Une épée de Damoclès plane au-dessus du marché de l’aluminium
Les résultats peu reluisants de Rusal et d’Alcoa, respectivement 2e et 3e producteurs mondiaux d’aluminium, illustrent la crise durable dans laquelle le secteur s’est enfoncé. Les coupes de capacité (11% pour Alcoa et 7% pour Rusal en 2013) n’ont pas permis de rétablir l’équilibre entre l’offre et la demande et encore moins de résorber les stocks colossaux du London Metal Exchange (LME).

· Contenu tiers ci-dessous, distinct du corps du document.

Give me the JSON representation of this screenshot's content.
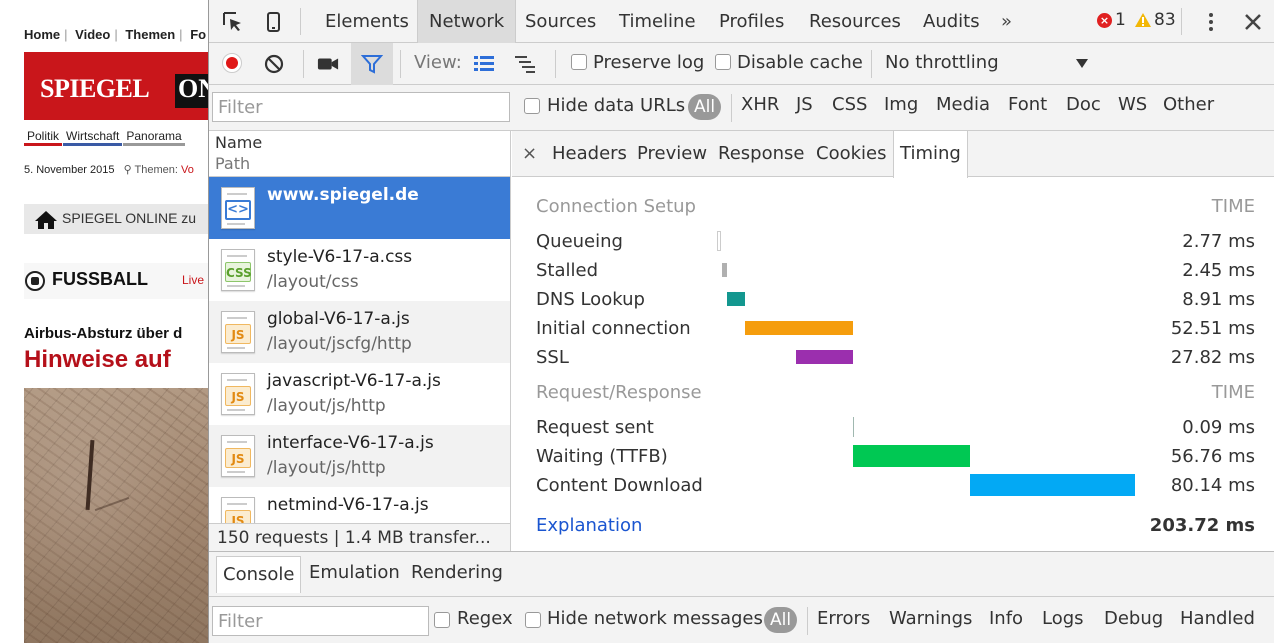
{
  "page": {
    "nav": [
      "Home",
      "Video",
      "Themen",
      "Fo"
    ],
    "logo_text": "SPIEGEL",
    "logo_onl": "ONL",
    "categories": [
      "Politik",
      "Wirtschaft",
      "Panorama"
    ],
    "date": "5. November 2015",
    "themes_label": "Themen:",
    "themes_value": "Vo",
    "homebar_label": "SPIEGEL ONLINE zu",
    "fussball": "FUSSBALL",
    "live": "Live",
    "headline_small": "Airbus-Absturz über d",
    "headline_big": "Hinweise auf"
  },
  "devtools": {
    "tabs": [
      "Elements",
      "Network",
      "Sources",
      "Timeline",
      "Profiles",
      "Resources",
      "Audits"
    ],
    "more": "»",
    "error_count": "1",
    "warning_count": "83",
    "toolbar": {
      "view_label": "View:",
      "preserve_log": "Preserve log",
      "disable_cache": "Disable cache",
      "throttling": "No throttling"
    },
    "filter": {
      "placeholder": "Filter",
      "hide_data_urls": "Hide data URLs",
      "all": "All",
      "types": [
        "XHR",
        "JS",
        "CSS",
        "Img",
        "Media",
        "Font",
        "Doc",
        "WS",
        "Other"
      ]
    },
    "requests": {
      "header_name": "Name",
      "header_path": "Path",
      "rows": [
        {
          "name": "www.spiegel.de",
          "path": "",
          "type": "<>"
        },
        {
          "name": "style-V6-17-a.css",
          "path": "/layout/css",
          "type": "CSS"
        },
        {
          "name": "global-V6-17-a.js",
          "path": "/layout/jscfg/http",
          "type": "JS"
        },
        {
          "name": "javascript-V6-17-a.js",
          "path": "/layout/js/http",
          "type": "JS"
        },
        {
          "name": "interface-V6-17-a.js",
          "path": "/layout/js/http",
          "type": "JS"
        },
        {
          "name": "netmind-V6-17-a.js",
          "path": "",
          "type": "JS"
        }
      ],
      "footer": "150 requests | 1.4 MB transfer..."
    },
    "detail": {
      "close": "×",
      "tabs": [
        "Headers",
        "Preview",
        "Response",
        "Cookies",
        "Timing"
      ],
      "active_tab": "Timing",
      "connection_setup": "Connection Setup",
      "request_response": "Request/Response",
      "time_header": "TIME",
      "connection_rows": [
        {
          "label": "Queueing",
          "value": "2.77 ms",
          "color": "#ffffff"
        },
        {
          "label": "Stalled",
          "value": "2.45 ms",
          "color": "#b0b0b0"
        },
        {
          "label": "DNS Lookup",
          "value": "8.91 ms",
          "color": "#13978f"
        },
        {
          "label": "Initial connection",
          "value": "52.51 ms",
          "color": "#f59d0d"
        },
        {
          "label": "SSL",
          "value": "27.82 ms",
          "color": "#9b2fae"
        }
      ],
      "request_rows": [
        {
          "label": "Request sent",
          "value": "0.09 ms",
          "color": "#a0b8b0"
        },
        {
          "label": "Waiting (TTFB)",
          "value": "56.76 ms",
          "color": "#00c853"
        },
        {
          "label": "Content Download",
          "value": "80.14 ms",
          "color": "#03a9f4"
        }
      ],
      "explanation": "Explanation",
      "total": "203.72 ms"
    },
    "drawer": {
      "tabs": [
        "Console",
        "Emulation",
        "Rendering"
      ],
      "filter_placeholder": "Filter",
      "regex": "Regex",
      "hide_network": "Hide network messages",
      "all": "All",
      "levels": [
        "Errors",
        "Warnings",
        "Info",
        "Logs",
        "Debug",
        "Handled"
      ]
    }
  }
}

En effet, depuis la crise financière, l’aluminium s’est trouvé dans une situation unique avec une abondance de métal physique et un fort contango, rendant le « carry trade » particulièrement lucratif pour les établissements financiers qui se sont lancés dans l’arbitrage (c’est-à-dire achat de physique et vente à terme). Les règles du LME autorisant le vendeur à décider du lieu de la livraison n’ont fait que renforcer le problème puisque les établissements financiers se sont empressés de livrer leurs volumes dans leurs propres entrepôts estampillés LME. L’essentiel des stocks s’est donc constitué sur deux entrepôts : Vlissingen aux Pays-Bas et Detroit aux Etats Unis.
Sans contrainte de délais pour servir leurs clients, ces entrepôts organisent des files d’attente qui peuvent aller jusqu’à 11 mois, rendant très difficile l’accès à ces stocks par les industriels. L’entrepôt peut alors, grâce à sa taille croissante, attirer encore plus de stocks en proposant des primes. 70% des stocks seraient actuellement détenus par des acteurs financiers. A cette date, la situation est paradoxale car les industriels payent une prime sur le prix du LME pour obtenir de l’aluminium alors que les stocks sont pléthoriques. Cette situation problématique, qui dure depuis 2009, commence à se diffuser aux autres métaux du LME et fait l’objet d’un débat constant au sein de la Bourse londonienne entre les industriels et les établissements financiers.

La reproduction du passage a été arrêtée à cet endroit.